You’d think after years of using Google Maps we’d trust that it knows what it’s doing. Still, we think, “Maybe taking the backroads would be faster.”
That’s an example of what researchers call “algorithm aversion”: even when an algorithm consistently beats human judgment, people prefer to go with their gut. This can have very real costs, from getting stuck in traffic to missing a sales target to misdiagnosing a patient.
Algorithms make better assessments in a wide range of contexts, and it might seem logical that if people understood that they’d be more trusting. In fact, seeing how algorithms perform makes things worse, because it means seeing the algorithm occasionally make a mistake.
In a paper published last year, Berkeley Dietvorst, Joseph Simmons, and Cade Massey of Wharton found that people are even less trusting of algorithms if they’ve seen them fail, even a little. And they’re harder on algorithms in this way than they are on other people. To err is human, but when an algorithm makes a mistake we’re not likely to trust it again.
In one of the experiments, participants were asked to look at MBA admissions data and guess how well the students had done during the program. Then they were told they would win a small amount of money for accurate guesses and given the option to either submit their own estimates or to submit predictions generated by an algorithm. Some participants were shown data on how well their earlier guesses had turned out, some were shown how accurate the algorithm was, some were shown neither, and some were shown both.
Participants who had seen the algorithm’s results were less likely to bet on it, even if they were shown their performance too, and could see that the algorithm was superior. And those who had seen the results were much less likely to believe the algorithm would perform well in the future. This finding held across several similar experiments in other contexts, and even when the researchers made the algorithm more accurate to accentuate its superiority.

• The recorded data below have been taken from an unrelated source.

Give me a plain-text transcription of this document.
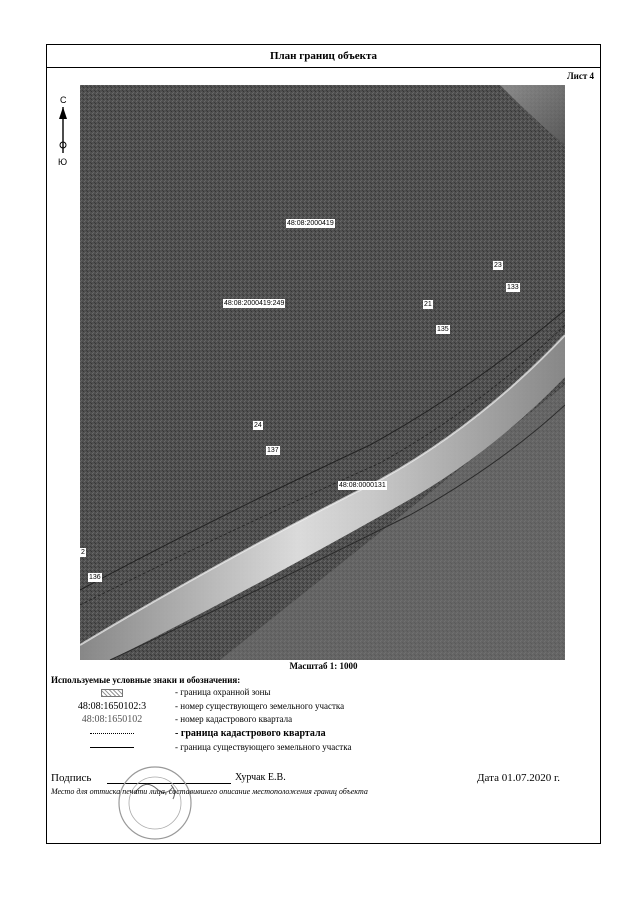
План границ объекта
Лист 4
С
Ю
48:08:2000419
48:08:2000419:249
23
133
21
135
24
137
48:08:0000131
2
136
Масштаб 1: 1000
Используемые условные знаки и обозначения:
- граница охранной зоны
48:08:1650102:3	- номер существующего земельного участка
48:08:1650102	- номер кадастрового квартала
- граница кадастрового квартала
- граница существующего земельного участка
Подпись	Хурчак Е.В.	Дата 01.07.2020 г.
Место для оттиска печати лица, составившего описание местоположения границ объекта
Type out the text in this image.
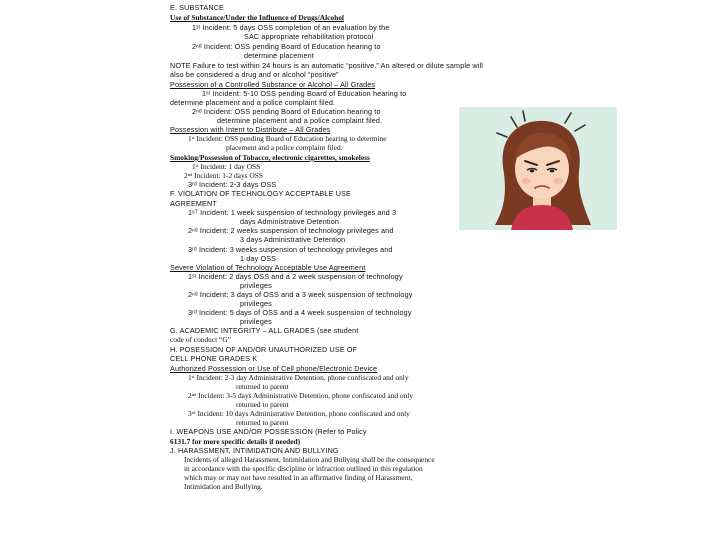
E. SUBSTANCE
Use of Substance/Under the Influence of Drugs/Alcohol
1ˢᵗ Incident: 5 days OSS completion of an evaluation by the
SAC appropriate rehabilitation protocol
2ⁿᵈ Incident: OSS pending Board of Education hearing to
determine placement
NOTE Failure to test within 24 hours is an automatic “positive.” An altered or dilute sample will
also be considered a drug and or alcohol “positive”
Possession of a Controlled Substance or Alcohol – All Grades
1ˢᵗ Incident: 5-10 OSS pending Board of Education hearing to
determine placement and a police complaint filed.
2ⁿᵈ Incident: OSS pending Board of Education hearing to
determine placement and a police complaint filed.
Possession with Intent to Distribute – All Grades
1ˢᵗ Incident: OSS pending Board of Education hearing to determine
placement and a police complaint filed.
Smoking/Possession of Tobacco, electronic cigarettes, smokeless
1ˢᵗ Incident: 1 day OSS
2ⁿᵈ Incident: 1-2 days OSS
3ʳᵈ Incident: 2-3 days OSS
F. VIOLATION OF TECHNOLOGY ACCEPTABLE USE
AGREEMENT
1ˢᵀ Incident: 1 week suspension of technology privileges and 3
days Administrative Detention
2ⁿᵈ Incident: 2 weeks suspension of technology privileges and
3 days Administrative Detention
3ʳᵈ Incident: 3 weeks suspension of technology privileges and
1 day OSS
Severe Violation of Technology Acceptable Use Agreement
1ˢᵗ Incident: 2 days OSS and a 2 week suspension of technology
privileges
2ⁿᵈ Incident: 3 days of OSS and a 3 week suspension of technology
privileges
3ʳᵈ Incident: 5 days of OSS and a 4 week suspension of technology
privileges
G. ACADEMIC INTEGRITY – ALL GRADES (see student
code of conduct “G”
H. POSESSION OF AND/OR UNAUTHORIZED USE OF
CELL PHONE GRADES K
Authorized Possession or Use of Cell phone/Electronic Device
1ˢᵗ Incident: 2-3 day Administrative Detention, phone confiscated and only
returned to parent
2ⁿᵈ Incident: 3-5 days Administrative Detention, phone confiscated and only
returned to parent
3ʳᵈ Incident: 10 days Administrative Detention, phone confiscated and only
returned to parent
I. WEAPONS USE AND/OR POSSESSION (Refer to Policy
6131.7 for more specific details if needed)
J. HARASSMENT, INTIMIDATION AND BULLYING
Incidents of alleged Harassment, Intimidation and Bullying shall be the consequence
in accordance with the specific discipline or infraction outlined in this regulation
which may or may not have resulted in an affirmative finding of Harassment,
Intimidation and Bullying.
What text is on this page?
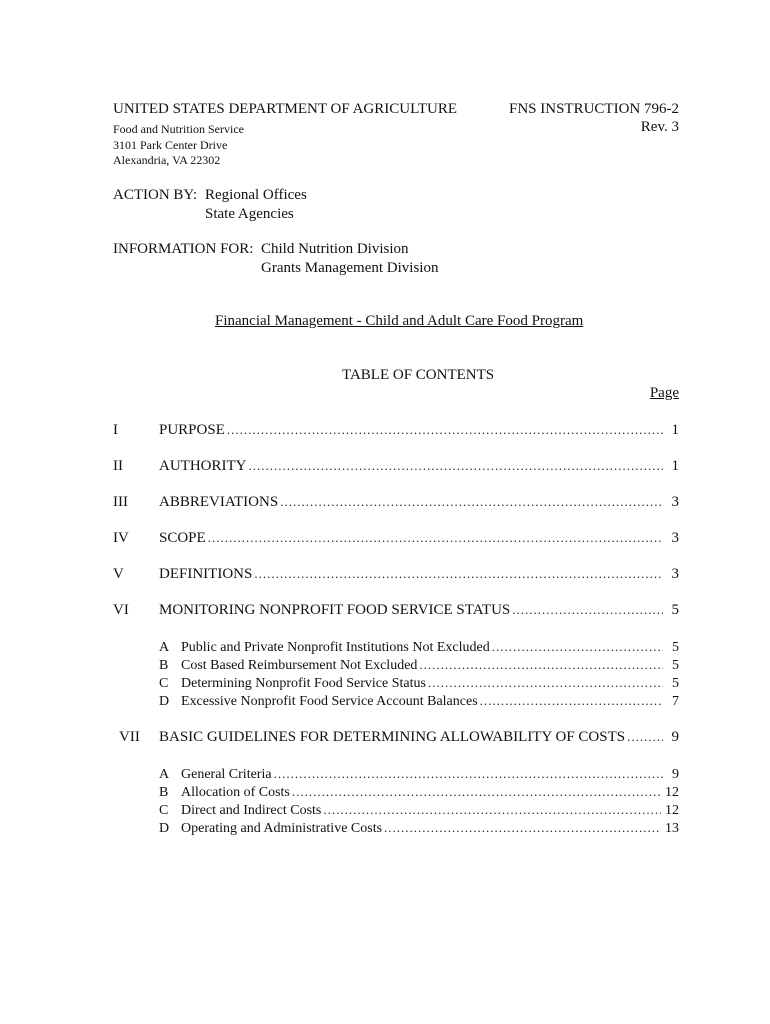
UNITED STATES DEPARTMENT OF AGRICULTURE	FNS INSTRUCTION 796-2
Rev. 3
Food and Nutrition Service
3101 Park Center Drive
Alexandria, VA 22302
ACTION BY: Regional Offices
State Agencies
INFORMATION FOR: Child Nutrition Division
Grants Management Division
Financial Management - Child and Adult Care Food Program
TABLE OF CONTENTS
Page
I	PURPOSE .....	1
II AUTHORITY .....	1
III ABBREVIATIONS .....	3
IV SCOPE .....	3
V DEFINITIONS .....	3
VI MONITORING NONPROFIT FOOD SERVICE STATUS .....	5
A Public and Private Nonprofit Institutions Not Excluded .....	5
B Cost Based Reimbursement Not Excluded .....	5
C Determining Nonprofit Food Service Status .....	5
D Excessive Nonprofit Food Service Account Balances .....	7
VII BASIC GUIDELINES FOR DETERMINING ALLOWABILITY OF COSTS .....	9
A General Criteria .....	9
B Allocation of Costs .....	12
C Direct and Indirect Costs .....	12
D Operating and Administrative Costs .....	13
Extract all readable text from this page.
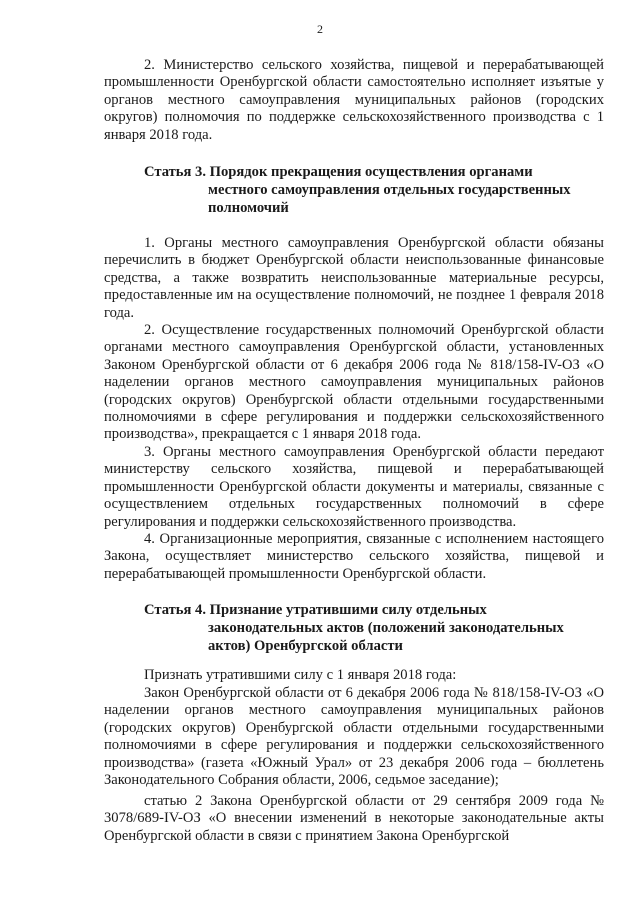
2
2. Министерство сельского хозяйства, пищевой и перерабатывающей промышленности Оренбургской области самостоятельно исполняет изъятые у органов местного самоуправления муниципальных районов (городских округов) полномочия по поддержке сельскохозяйственного производства с 1 января 2018 года.
Статья 3. Порядок прекращения осуществления органами
местного самоуправления отдельных государственных
полномочий
1. Органы местного самоуправления Оренбургской области обязаны перечислить в бюджет Оренбургской области неиспользованные финансовые средства, а также возвратить неиспользованные материальные ресурсы, предоставленные им на осуществление полномочий, не позднее 1 февраля 2018 года.
2. Осуществление государственных полномочий Оренбургской области органами местного самоуправления Оренбургской области, установленных Законом Оренбургской области от 6 декабря 2006 года № 818/158-IV-ОЗ «О наделении органов местного самоуправления муниципальных районов (городских округов) Оренбургской области отдельными государственными полномочиями в сфере регулирования и поддержки сельскохозяйственного производства», прекращается с 1 января 2018 года.
3. Органы местного самоуправления Оренбургской области передают министерству сельского хозяйства, пищевой и перерабатывающей промышленности Оренбургской области документы и материалы, связанные с осуществлением отдельных государственных полномочий в сфере регулирования и поддержки сельскохозяйственного производства.
4. Организационные мероприятия, связанные с исполнением настоящего Закона, осуществляет министерство сельского хозяйства, пищевой и перерабатывающей промышленности Оренбургской области.
Статья 4. Признание утратившими силу отдельных
законодательных актов (положений законодательных
актов) Оренбургской области
Признать утратившими силу с 1 января 2018 года:
Закон Оренбургской области от 6 декабря 2006 года № 818/158-IV-ОЗ «О наделении органов местного самоуправления муниципальных районов (городских округов) Оренбургской области отдельными государственными полномочиями в сфере регулирования и поддержки сельскохозяйственного производства» (газета «Южный Урал» от 23 декабря 2006 года – бюллетень Законодательного Собрания области, 2006, седьмое заседание);
статью 2 Закона Оренбургской области от 29 сентября 2009 года № 3078/689-IV-ОЗ «О внесении изменений в некоторые законодательные акты Оренбургской области в связи с принятием Закона Оренбургской
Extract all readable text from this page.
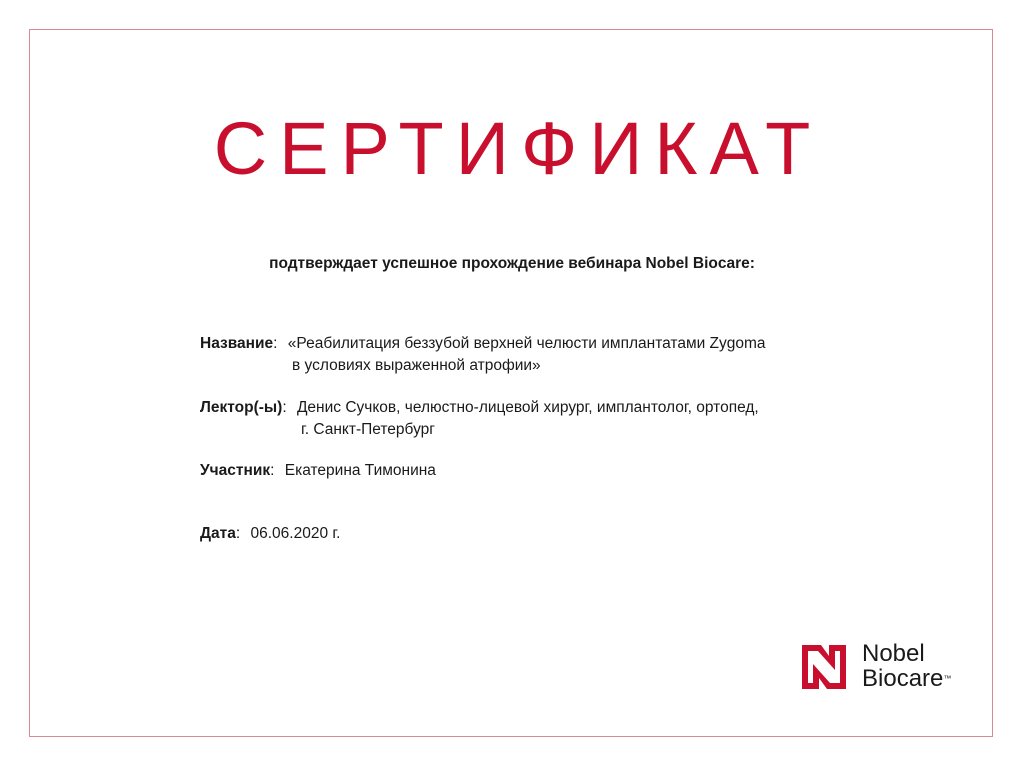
СЕРТИФИКАТ
подтверждает успешное прохождение вебинара Nobel Biocare:
Название: «Реабилитация беззубой верхней челюсти имплантатами Zygoma
в условиях выраженной атрофии»
Лектор(-ы): Денис Сучков, челюстно-лицевой хирург, имплантолог, ортопед,
г. Санкт-Петербург
Участник: Екатерина Тимонина
Дата: 06.06.2020 г.
Nobel
Biocare™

It’s not all egotism either. When the choice was between betting on the algorithm and betting on another person, participants were still more likely to avoid the algorithm if they’d seen how it performed and therefore, inevitably, had seen it err.
When asked to explain themselves, the most common response from participants was that “human forecasters were better than the model at getting better with practice [and] learning from mistakes.” Nevermind that algorithms can improve, too, or that learning over time wasn’t a part of the study. It seems our faith in human judgment is tied to our belief in our own ability to improve.
If showing results doesn’t help avoid algorithm aversion, allowing human input might. In a forthcoming paper, the same researchers found that people are significantly more willing to trust and use algorithms if they’re allowed to tweak the output a little bit. If, say, the algorithm predicted a student would perform in the top 10% of their MBA class, participants would have the chance to revise that prediction up or down by a few points. This made them more likely to bet on the algorithm, and less likely to lose confidence after seeing how it performed.
Of course, in many cases adding human input made the final forecast worse. We pride ourselves on our ability to learn, but the one thing we just can’t seem to grasp is that it’s typically best to just trust that the algorithm knows better.